Letztlich verdankt der Mann es nur seiner schwierigen familiären Situation - er hat eine kleine Tochter, die an einer chronischen Krankheit leidet -, dass er nicht in den Knast muss. Denn die Tat, derentwegen er auf der Anklagebank sitzt, hat er unter laufender Bewährung begangen, was bei Gericht normalerweise „nicht gut ankommt“, um es vorsichtig auszudrücken.

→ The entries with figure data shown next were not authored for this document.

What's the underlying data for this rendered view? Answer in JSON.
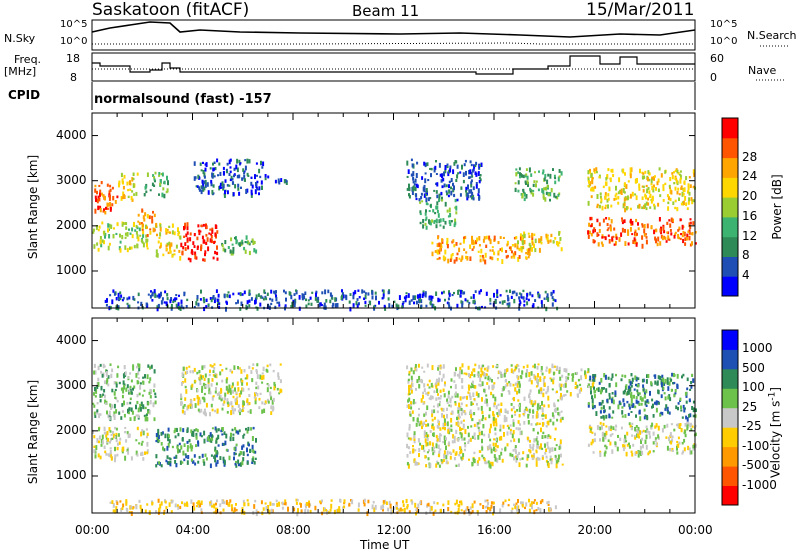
{
  "header": {
    "station": "Saskatoon (fitACF)",
    "beam": "Beam 11",
    "date": "15/Mar/2011"
  },
  "summary": {
    "nsky_label": "N.Sky",
    "nsearch_label": "N.Search",
    "nsky_ticks": [
      "10^5",
      "10^0"
    ],
    "nsearch_ticks": [
      "10^5",
      "10^0"
    ],
    "freq_label": [
      "Freq.",
      "[MHz]"
    ],
    "freq_ticks": [
      "18",
      "8"
    ],
    "nave_label": "Nave",
    "nave_ticks": [
      "60",
      "0"
    ],
    "cpid_label": "CPID",
    "cpid_text": "normalsound (fast) -157"
  },
  "colors": {
    "power": [
      "#0000ff",
      "#1f4fb5",
      "#2e8b57",
      "#3cb371",
      "#9acd32",
      "#ffd700",
      "#ffa500",
      "#ff5500",
      "#ff0000"
    ],
    "velocity": [
      "#0000ff",
      "#1e50b4",
      "#2e8b57",
      "#6cc24a",
      "#c8c8c8",
      "#ffcc00",
      "#ff9900",
      "#ff5500",
      "#ff0000"
    ]
  },
  "chart_data": [
    {
      "type": "heatmap",
      "name": "power-panel",
      "xlabel": "",
      "ylabel": "Slant Range [km]",
      "xlim": [
        0,
        24
      ],
      "ylim": [
        180,
        4500
      ],
      "yticks": [
        "1000",
        "2000",
        "3000",
        "4000"
      ],
      "colorbar": {
        "label": "Power [dB]",
        "ticks": [
          "4",
          "8",
          "12",
          "16",
          "20",
          "24",
          "28"
        ]
      },
      "regions": [
        {
          "t": [
            0.0,
            1.0
          ],
          "r": [
            2300,
            3000
          ],
          "level": 7
        },
        {
          "t": [
            1.0,
            1.8
          ],
          "r": [
            2600,
            3200
          ],
          "level": 5
        },
        {
          "t": [
            0.0,
            2.2
          ],
          "r": [
            1500,
            2100
          ],
          "level": 4
        },
        {
          "t": [
            1.8,
            2.5
          ],
          "r": [
            1800,
            2400
          ],
          "level": 6
        },
        {
          "t": [
            2.5,
            3.5
          ],
          "r": [
            1300,
            2100
          ],
          "level": 5
        },
        {
          "t": [
            3.5,
            5.0
          ],
          "r": [
            1250,
            2100
          ],
          "level": 8
        },
        {
          "t": [
            2.0,
            3.0
          ],
          "r": [
            2700,
            3200
          ],
          "level": 3
        },
        {
          "t": [
            5.0,
            6.5
          ],
          "r": [
            1400,
            1800
          ],
          "level": 3
        },
        {
          "t": [
            4.0,
            6.8
          ],
          "r": [
            2700,
            3500
          ],
          "level": 1
        },
        {
          "t": [
            6.8,
            8.0
          ],
          "r": [
            3000,
            3150
          ],
          "level": 1
        },
        {
          "t": [
            12.5,
            15.5
          ],
          "r": [
            2600,
            3500
          ],
          "level": 1
        },
        {
          "t": [
            13.0,
            14.5
          ],
          "r": [
            2000,
            2600
          ],
          "level": 3
        },
        {
          "t": [
            13.5,
            17.5
          ],
          "r": [
            1250,
            1800
          ],
          "level": 6
        },
        {
          "t": [
            16.8,
            18.7
          ],
          "r": [
            1500,
            1900
          ],
          "level": 5
        },
        {
          "t": [
            16.8,
            18.7
          ],
          "r": [
            2600,
            3300
          ],
          "level": 3
        },
        {
          "t": [
            19.7,
            24.0
          ],
          "r": [
            1600,
            2200
          ],
          "level": 7
        },
        {
          "t": [
            19.7,
            24.0
          ],
          "r": [
            2400,
            3300
          ],
          "level": 5
        },
        {
          "t": [
            0.5,
            18.5
          ],
          "r": [
            200,
            600
          ],
          "level": 1
        }
      ]
    },
    {
      "type": "heatmap",
      "name": "velocity-panel",
      "xlabel": "Time UT",
      "ylabel": "Slant Range [km]",
      "xlim": [
        0,
        24
      ],
      "ylim": [
        180,
        4500
      ],
      "xticks": [
        "00:00",
        "04:00",
        "08:00",
        "12:00",
        "16:00",
        "20:00",
        "00:00"
      ],
      "yticks": [
        "1000",
        "2000",
        "3000",
        "4000"
      ],
      "colorbar": {
        "label": "Velocity [m s^-1]",
        "ticks": [
          "1000",
          "500",
          "100",
          "25",
          "-25",
          "-100",
          "-500",
          "-1000"
        ]
      },
      "regions": [
        {
          "t": [
            0.0,
            2.5
          ],
          "r": [
            2300,
            3500
          ],
          "level": 3
        },
        {
          "t": [
            0.0,
            2.2
          ],
          "r": [
            1400,
            2100
          ],
          "level": 4
        },
        {
          "t": [
            2.5,
            6.5
          ],
          "r": [
            1250,
            2100
          ],
          "level": 2
        },
        {
          "t": [
            3.5,
            7.5
          ],
          "r": [
            2400,
            3500
          ],
          "level": 4
        },
        {
          "t": [
            12.5,
            18.7
          ],
          "r": [
            1250,
            3500
          ],
          "level": 4
        },
        {
          "t": [
            18.7,
            20.0
          ],
          "r": [
            2800,
            3400
          ],
          "level": 4
        },
        {
          "t": [
            19.7,
            24.0
          ],
          "r": [
            2300,
            3300
          ],
          "level": 2
        },
        {
          "t": [
            19.7,
            24.0
          ],
          "r": [
            1500,
            2200
          ],
          "level": 4
        },
        {
          "t": [
            0.5,
            18.5
          ],
          "r": [
            200,
            500
          ],
          "level": 5
        }
      ]
    }
  ]
}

Er hat ein altes Auto, das er „entsorgen“ will. Damit fährt er zuerst in Trier, wo er wohnt, zu einem Händler, aber der will das Fahrzeug nicht. Also will er es woanders versuchen und landet letztlich in Hermeskeil. In der Trierer Straße fällt er einer Polizeistreife auf, die ihn kontrolliert. Das Problem: Weder hat er eine Fahrerlaubnis noch ist das Auto versichert.
Nun sitzt er reumütig neben seiner Verteidigerin und sagt: „Das war eine dumme Sache“. Er habe an diesem Tag „den Kopf voller Stress“ gehabt. Warum man ihm vor einigen Jahren den Führerschein abgenommen hat, behauptet er nicht zu wissen und schwört Stein und Bein, dass er seinerzeit bei der fraglichen Fahrt völlig nüchtern gewesen ist. Sicher, ganz früher, bis vor drei Jahren, habe er mal Probleme mit Alkohol und Drogen gehabt, aber das sei vorbei. „Ich habe mein Leben komplett umgekrempelt“, versichert er. Er lebt in geregelten Verhältnissen, hat eine Frau und zwei Kinder und eine feste Arbeitsstelle. Sein Verdienst ermöglicht es ihm, alte Schulden in regelmäßigen Raten abzuzahlen.
Dass er früher ein anderes Leben geführt hat, ergibt sich aus dem Bundeszentralregister. Sechs Einträge gibt es da, angefangen bei Fahren ohne Fahrerlaubnis vor mehr als zehn Jahren über unerlaubten Waffenbesitz und mehrere Diebstähle in besonders schweren Fällen. Erst gab es Geldstrafen, später Freiheitsstrafen, die immer zur Bewährung ausgesetzt worden sind. Zuletzt ist er 2021 zu einem Jahr und drei Monaten verurteilt worden; hier läuft die Bewährung noch bis November. Während Richterin Buchenberger aus den älteren Urteilen vorliest, erweckt der Mann den Eindruck, dass ihm das heute alles ziemlich peinlich ist. Seine Bewährungshelferin berichtet, dass der Angeklagte „in manchen Dingen vielleicht ein wenig naiv“ ist. Aber die Bewährung läuft gut, er hält regelmäßig Kontakt. Für die heute angeklagte Tat hat sie keine Erklärung. Ansonsten kann sie „nichts Schlechtes über ihn sagen“.
Der Staatsanwalt hält in Anbetracht der Vorstrafen „eine Geldstrafe nicht mehr für zielführend“ und beantragt eine Freiheitsstrafe von vier Monaten, die seiner Meinung nach im Hinblick auf das Geständnis, die Reue und die günstige Sozialprognose noch einmal zur Bewährung ausgesetzt werden kann. Die Verteidigerin führt noch an, dass bei der Sache kein Schaden entstanden ist. Im Hinblick auf die schwierige familiäre Situation bittet sie das Gericht um eine milde Strafe und von einem Widerruf der laufenden Bewährung abzusehen. Richterin Buchenberger folgt den Anträgen des Anklägers und betont, für die Bewährung - „Sie bekommen noch einmal eine Chance“, sagt sie - seien zwei Dinge ausschlaggebend: Rücksicht auf die familiären Verhältnisse und die Tatsache, dass die letzte Verurteilung keine „einschlägige“ Straftat betraf. Auch von einer neuen Sperre für die Wiedererlangung der Fahrerlaubnis sieht sie ab, damit sich der Angeklagte darum kümmern kann. Das Urteil wird sofort rechtskräftig, weil der Mann und die Staatsanwalt auf ein Rechtsmittel verzichten.